UK health secretary Jeremy Hunt told the Financial Times in a letter that the UK would seek to “collaborate” with the EU on the approval of medicines “in the interests of public health and safety.” The letter, which stated that the UK sought to continue to work with the EMA even as it developed its own regulatory framework for the approval of medicines, represented a softening of position for Hunt, who had earlier stated that he expected the UK to sever ties with the EMA after leaving the EU. Hunt’s previous position caused many to fear that drug manufacturers would overlook the comparatively small UK marketplace in seeking lucrative drug approvals, forcing UK patients to wait longer for cost-saving treatments such as biosimilars.

As welcome as news of a potential collaboration between the UK and the EMA may be to stakeholders, the UK has yet to gain the agency’s agreement to any such arrangement. The EMA, for its part, says in its official materials that it expects the United Kingdom to become a “third country,” or a non-EU member, by March of 2019.

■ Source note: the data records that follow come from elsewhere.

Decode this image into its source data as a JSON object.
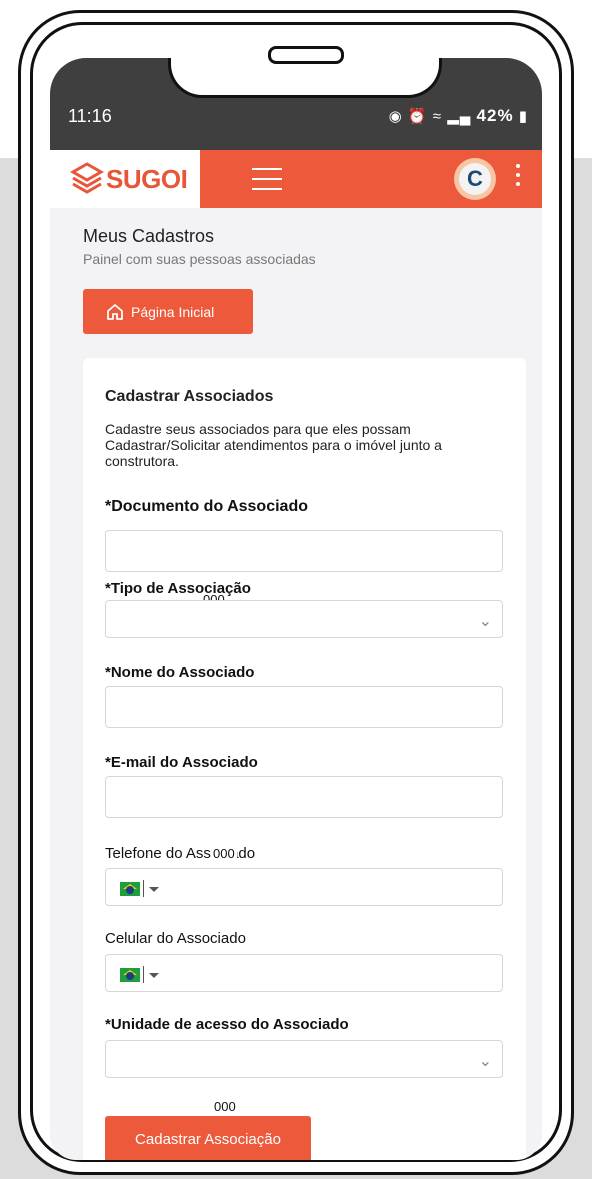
{
  "status_bar": {
    "time": "11:16",
    "battery": "42%"
  },
  "header": {
    "logo_text": "SUGOI",
    "avatar_letter": "C"
  },
  "page": {
    "title": "Meus Cadastros",
    "subtitle": "Painel com suas pessoas associadas",
    "home_button": "Página Inicial"
  },
  "form": {
    "title": "Cadastrar Associados",
    "description": "Cadastre seus associados para que eles possam Cadastrar/Solicitar atendimentos para o imóvel junto a construtora.",
    "fields": {
      "documento": "*Documento do Associado",
      "tipo": "*Tipo de Associação",
      "nome": "*Nome do Associado",
      "email": "*E-mail do Associado",
      "telefone": "Telefone do Associado",
      "celular": "Celular do Associado",
      "unidade": "*Unidade de acesso do Associado"
    },
    "submit": "Cadastrar Associação",
    "badge": "000"
  },
  "colors": {
    "accent": "#ec5a3b",
    "status_bar": "#3f3f3f"
  },
  "icons": [
    "home-icon",
    "menu-icon",
    "more-vert-icon",
    "chevron-down-icon",
    "brazil-flag-icon"
  ]
}
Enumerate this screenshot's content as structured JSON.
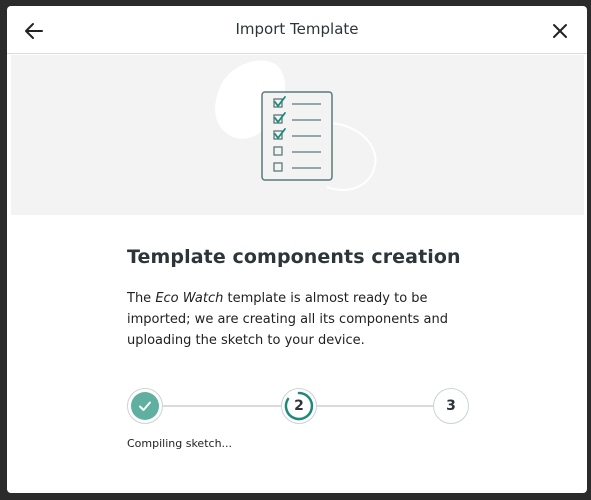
{
  "dialog": {
    "title": "Import Template",
    "back_icon": "arrow-left-icon",
    "close_icon": "close-icon"
  },
  "hero": {
    "illustration": "checklist-clipboard-icon"
  },
  "content": {
    "heading": "Template components creation",
    "text_before": "The ",
    "template_name": "Eco Watch",
    "text_after": " template is almost ready to be imported; we are creating all its components and uploading the sketch to your device."
  },
  "stepper": {
    "steps": [
      {
        "state": "done",
        "icon": "checkmark-icon"
      },
      {
        "state": "active",
        "label": "2"
      },
      {
        "state": "pending",
        "label": "3"
      }
    ],
    "status_text": "Compiling sketch...",
    "accent_color": "#5fb0a0",
    "active_ring_color": "#1d8a7a"
  }
}
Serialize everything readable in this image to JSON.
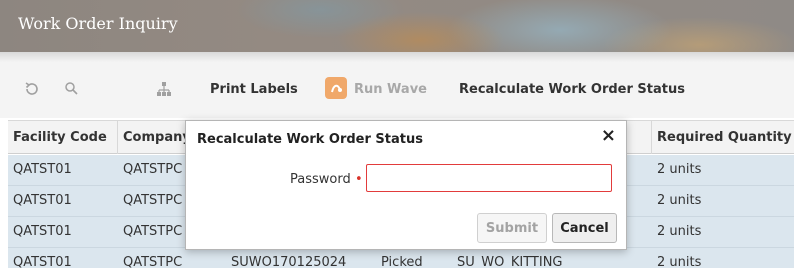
{
  "header": {
    "title": "Work Order Inquiry"
  },
  "toolbar": {
    "refresh_icon": "refresh-icon",
    "search_icon": "search-icon",
    "hierarchy_icon": "hierarchy-icon",
    "print_labels": "Print Labels",
    "run_wave": "Run Wave",
    "recalculate": "Recalculate Work Order Status"
  },
  "table": {
    "columns": [
      "Facility Code",
      "Company",
      "",
      "",
      "",
      "Required Quantity"
    ],
    "rows": [
      [
        "QATST01",
        "QATSTPC",
        "",
        "",
        "",
        "2 units"
      ],
      [
        "QATST01",
        "QATSTPC",
        "",
        "",
        "",
        "2 units"
      ],
      [
        "QATST01",
        "QATSTPC",
        "",
        "",
        "",
        "2 units"
      ],
      [
        "QATST01",
        "QATSTPC",
        "SUWO170125024",
        "Picked",
        "SU_WO_KITTING",
        "2 units"
      ]
    ]
  },
  "modal": {
    "title": "Recalculate Work Order Status",
    "close": "×",
    "password_label": "Password",
    "required_marker": "•",
    "password_value": "",
    "submit": "Submit",
    "cancel": "Cancel"
  },
  "colors": {
    "row_bg": "#dbe6ee",
    "error_border": "#e23b3b",
    "wave_icon_bg": "#f0a86a"
  }
}
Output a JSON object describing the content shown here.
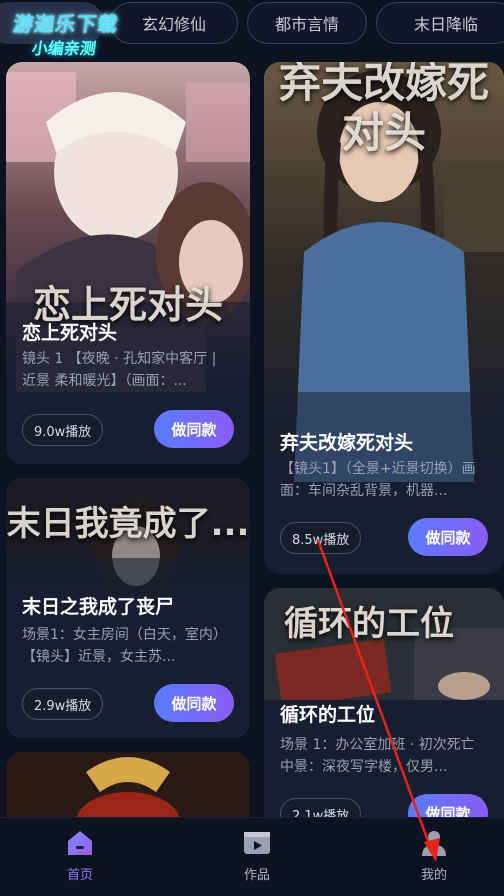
{
  "watermark": {
    "line1": "游迦乐下载",
    "line2": "小编亲测"
  },
  "category_tabs": [
    "玄幻修仙",
    "都市言情",
    "末日降临"
  ],
  "cards": [
    {
      "overlay": "恋上死对头",
      "title": "恋上死对头",
      "desc": "镜头 1 【夜晚 · 孔知家中客厅 | 近景 柔和暖光】（画面：...",
      "plays": "9.0w播放",
      "button": "做同款"
    },
    {
      "overlay": "弃夫改嫁死对头",
      "title": "弃夫改嫁死对头",
      "desc": "【镜头1】（全景+近景切换）画面：车间杂乱背景，机器...",
      "plays": "8.5w播放",
      "button": "做同款"
    },
    {
      "overlay": "末日我竟成了...",
      "title": "末日之我成了丧尸",
      "desc": "场景1：女主房间（白天，室内）【镜头】近景，女主苏...",
      "plays": "2.9w播放",
      "button": "做同款"
    },
    {
      "overlay": "循环的工位",
      "title": "循环的工位",
      "desc": "场景 1：办公室加班 · 初次死亡中景：深夜写字楼，仅男...",
      "plays": "2.1w播放",
      "button": "做同款"
    }
  ],
  "nav": [
    {
      "label": "首页",
      "icon": "home-icon",
      "active": true
    },
    {
      "label": "作品",
      "icon": "video-icon",
      "active": false
    },
    {
      "label": "我的",
      "icon": "user-icon",
      "active": false
    }
  ],
  "colors": {
    "background": "#0d1220",
    "accent": "#8c7bff",
    "button_gradient": [
      "#5a7cff",
      "#8a5cf5"
    ],
    "annotation_arrow": "#e8231b"
  }
}
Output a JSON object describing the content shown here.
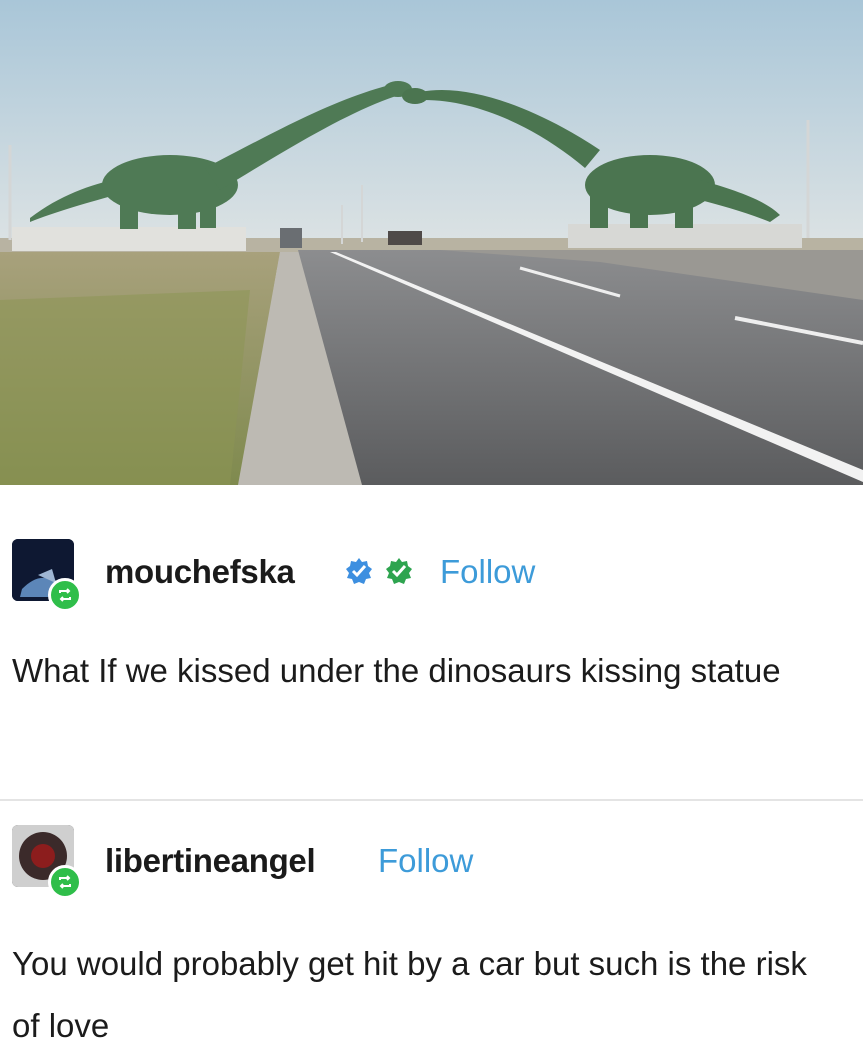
{
  "image": {
    "alt": "Two dinosaur statues kissing over a highway"
  },
  "posts": [
    {
      "username": "mouchefska",
      "follow_label": "Follow",
      "verified_badge_colors": [
        "#3d8fe0",
        "#2ea44f"
      ],
      "text": "What If we kissed under the dinosaurs kissing statue"
    },
    {
      "username": "libertineangel",
      "follow_label": "Follow",
      "text": "You would probably get hit by a car but such is the risk of love"
    }
  ],
  "colors": {
    "follow": "#3d9bd9",
    "reblog_badge": "#2fbe4a",
    "divider": "#e4e4e4"
  }
}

Brexit will not only affect the United Kingdom’s standing within the EMA; in the lead-up to 2019, the agency, too, will face significant challenges. The EMA must overhaul its frameworks for the ways in which responsibilities for evaluation and monitoring of medicines are shared among member states. It will also be forced to cope with the potential loss of UK staff and institutional knowledge. As it looks to the future, the agency says that it “needs to prepare in a timely manner to ensure that it can continue to deliver on its mission and protect public and animal health beyond March 2019.”

Virginia Acha, DPhil, executive director of research, medicine, and innovation for The Association of the British Pharmaceutical Industry (ABPI), recently echoed the EMA’s call for timeliness with respect to such restructuring, saying that “the timeframes we need to meet to ensure no disruption or delay to medicines supply will require securing swift agreement on both sides with regards to future medicines regulation.”

Despite this growing sense of urgency, answers to some of the most fundamental questions about the EMA’s post-Brexit future will not arrive for some time; the EMA, currently based in England, must be relocated to a remaining EU member state, but the EU has not yet determined a new location for the agency. EU ministers will not vote on proposals from interested EU member states or determine a final location for the agency until November of 2017.

It remains to be seen whether the major overhauls to the agency, and the pressures placed on its staff in the midst of Brexit negotiations, will negatively impact the EMA’s evaluation of medications for which applications have already been submitted. In its July update, the EMA notes that it is currently considering a number of biosimilars products, including 3 adalimumab candidates, 2 bevacizumab candidates, 1 infliximab candidate, and 1 insulin glargine candidate.